Avec la création de la cour criminelle départementale, le critère organisationnel est le principal motif de la réforme. Pour la première fois dans l’histoire de la cour d’assises les jurés disparaissent totalement en premier ressort. La croissance du contentieux exige en effet une adaptation réaliste aux moyens de l’institution pour faire face à une poussée de la demande de justice. La réforme présente un changement de paradigme en opérant un glissement du modèle « citoyen juré », tel qu’analysé à partir des travaux de Tocqueville, vers le modèle « citoyen usager ». On ne cherche plus à incorporer le citoyen dans l’appareil judiciaire mais à mieux satisfaire ses attentes. Ce rapport examine l’application de ce nouveau paradigme au regard d’une enquête ethnographique menée au sein des cours criminelles.
Cette recherche s’inscrit dans la tradition de l’ethnologie juridique en Europe qui pratique l’observation participante. Cette démarche se traduit par la présence physique du chercheur à l’audience et se prolonge par une réflexion théorique à partir de la norme juridique. Il s’agit d’analyser le droit « en train de se faire ». Durant 30 mois de septembre 2019 à mars 2022, nous avons suivi 18 affaires dans 9 cours criminelles : Caen, Rouen, Versailles, Metz, Bourges, Pontoise, Montpellier, Toulouse et Nantes.
L’expérimentation de la cour criminelle démontre que les deux objectifs de la loi ont été atteints : d’une part, réduire les délais entre la fin de l’instruction et l’audience ; d’autre part, restaurer la véritable qualification aux viols. En jugeant plus rapidement et en accordant du temps aux affaires de viols l’audience répond aux attentes des citoyens. Mais, comme nous l’avons observé, c’est grâce à la pratique des magistrats et des avocats que la cour criminelle fonctionne de manière satisfaisante. L’expérimentation de la cour criminelle a été une réussite grâce à l’ethos des professionnels soucieux de respecter l’oralité des débats dans l’intérêt des accusés et des parties civiles.

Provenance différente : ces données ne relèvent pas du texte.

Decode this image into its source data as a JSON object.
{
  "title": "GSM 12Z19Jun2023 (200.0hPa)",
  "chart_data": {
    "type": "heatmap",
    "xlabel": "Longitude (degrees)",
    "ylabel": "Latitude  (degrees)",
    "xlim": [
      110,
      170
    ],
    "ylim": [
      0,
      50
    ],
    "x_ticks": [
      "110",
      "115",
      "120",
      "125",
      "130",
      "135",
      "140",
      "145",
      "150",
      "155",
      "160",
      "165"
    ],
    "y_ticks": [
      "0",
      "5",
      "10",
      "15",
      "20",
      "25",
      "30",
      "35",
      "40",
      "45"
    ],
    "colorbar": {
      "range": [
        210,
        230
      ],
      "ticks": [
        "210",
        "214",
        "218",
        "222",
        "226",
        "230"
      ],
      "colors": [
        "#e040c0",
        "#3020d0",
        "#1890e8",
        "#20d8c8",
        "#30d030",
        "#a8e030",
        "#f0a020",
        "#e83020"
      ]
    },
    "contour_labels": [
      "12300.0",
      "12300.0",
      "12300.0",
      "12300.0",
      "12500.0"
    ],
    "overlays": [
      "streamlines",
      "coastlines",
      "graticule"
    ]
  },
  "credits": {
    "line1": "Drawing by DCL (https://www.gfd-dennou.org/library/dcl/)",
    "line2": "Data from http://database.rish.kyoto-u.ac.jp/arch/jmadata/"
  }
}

Le temps d’audience sera dans l’avenir un enjeu déterminant pour rendre une bonne justice. Alors que la justice managériale veut accélérer ce temps, cette réforme se heurte à une autre demande du justiciable : celle d’une justice qui exige un débat approfondi tant du côté de l’accusé que de la partie civile. Tel est le paradoxe de cette réforme confrontée à deux temporalités : à court terme, elle permet avec réalisme de répondre à une attente légitime de justice aux délais raisonnables ; à long terme, l’absence de jury et la perte d’oralité des débats peut réduire la légitimité démocratique de la cour criminelle.